Endrunde im Kulturkampf

■ Wohin treiben uns die elektronischen Medien? Eine Polemik gegen die weltweite Gleichschaltung der Wahrnehmung

Jürgen Lodemann

Unter dem demokratischen Fähnchen „Vielfalt“ enstanden auch in der BRD sogenannte private Sender. Die Bezeichnung „privat“ ist eine unserer beliebten Beschönigungen. Wie „Vielfalt“, wie „Kernkraft“. Bei Atomkraftwerken wie bei Privatsendern spricht man von „Betreibern“. In beiden Fällen gibt es in der Tat denselben Betreiber, nämlich den Markt. So sprach Herr Clement, Mitglied einer SPD-Regierung vor WDR -Redakteuren, von „Akzeptanz“ - als er mitteilte, daß auch für Nachrichten vor allem ein Meßwert gelte, der Unterhaltungwert. Meßbar ist er an den exakt ermittelbaren Zuschaltungen. Und diese Zuschaltungen, die Einschaltquoten, sind in der Tat der Marktwert, der über Wohl und Wehe einer Sende-Anstalt und eines Programms entscheidet. Inzwischen in den öffentlich-rechtlichen Programmen ebenso wie in den sogenannten privaten.

Unter dem wachsenden Kommerz-Konkurrenz wurden die öffentlich-rechtlichen Sender zum Verwechseln ähnlich. Einschaltzahlen werden auch dort gehandelt wie Umsatzzahlen, wo Kommerz und Politik eigentlich hatten draußen bleiben sollen.

Die sich vormals in einem Freiraum, jenseits von Markt und Geschäft, um Qualitäten zu kümmern gehabt hätten und um sonst gar nichts, sie paßten sich an. Zum Beispiel boten sie von sich aus dem Herrn Späth (kaum daß es bemerkt wurde) ein Kultur-Opfer an. Jener Landesvater, der sich gern als Kultur -Mäzen herzeigt und der an der Basis ein ausgemachter Kultur -Killer ist, der hatte den öffentlich-rechtlichen Anstalten in Baden-Württemberg eine Firma für Wirtschaftsprüfung ins Haus geschickt, MacKinsey. Ergebnis der Prüfung: Die Geprüften boten von sich aus an, das 2. Hörfunkprogramm, die beiden Kulturwellen von SWF und SDR, verstärkt zu kooperieren, die Kulturprogramme der Sender in Stuttgart und in Baden-Baden zusammenzulegen. Die Halbierung eines Forums für die Künste, einer Experimentier- und Spielwiese für das, was später nicht selten in den Regalen der Buchhändler stand - welcher Belletrist konnte je schon von seinen Romanen leben, wenn er sie nicht vorher als Hörspiel oder als Nacht -Studio ausprobiert und vorverkauft hätte. Fünfzig Prozent dieses Abenteuerterrains von Südfunk und Südwestfunk fehlen ab 1991. Unter der Drohung Fusion wurde Fusion angeboten, als Kulturopfer.
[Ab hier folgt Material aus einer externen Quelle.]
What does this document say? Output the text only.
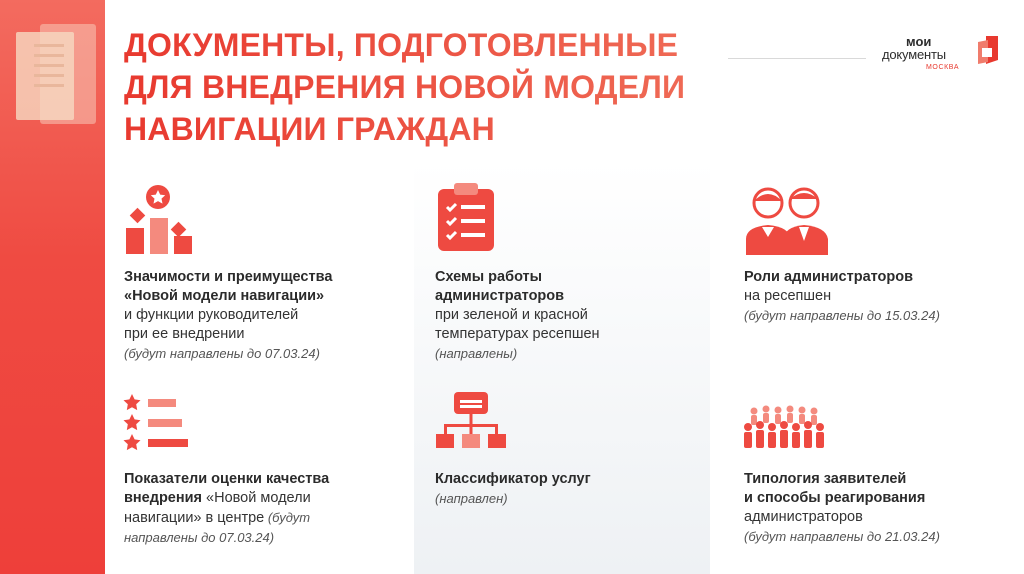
ДОКУМЕНТЫ, ПОДГОТОВЛЕННЫЕ
ДЛЯ ВНЕДРЕНИЯ НОВОЙ МОДЕЛИ
НАВИГАЦИИ ГРАЖДАН
мои
документы
МОСКВА
Значимости и преимущества
«Новой модели навигации»
и функции руководителей
при ее внедрении
(будут направлены до 07.03.24)
Схемы работы
администраторов
при зеленой и красной
температурах ресепшен
(направлены)
Роли администраторов
на ресепшен
(будут направлены до 15.03.24)
Показатели оценки качества
внедрения «Новой модели
навигации» в центре (будут
направлены до 07.03.24)
Классификатор услуг
(направлен)
Типология заявителей
и способы реагирования
администраторов
(будут направлены до 21.03.24)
Auch unter der ständigen Drohung, die Landesparlamente würden die nächste Gebühren-Erhöhung nicht bewilligen. Groteskerweise hängen die öfffentlich-rechtlichen Anstalten, die als unabhängig gedacht waren, von den Länderparlamenten ab, von deren Recht, die Gebührenhöhe zu bewilligen. Als sei die Kasse nicht das Pressionsmittel. Die nach 1945 als staatsfern gewünschten Anstalten als geradezu klassische Fälle von Ausgeliefertsein an staatliche Macht.

Der feste Ladenpreis für die besondere Ware Buch schafft jenen Schonraum, der Lyrikbändchen möglich macht, Literatur, Sprache. In den staats- und kommerzfern konzipierten Funk und Fernsehanstalten hatten wir etwas Vergleichbares. Etwas Gemeinnütziges. In welcher Richtung werden sie nun abgetrieben?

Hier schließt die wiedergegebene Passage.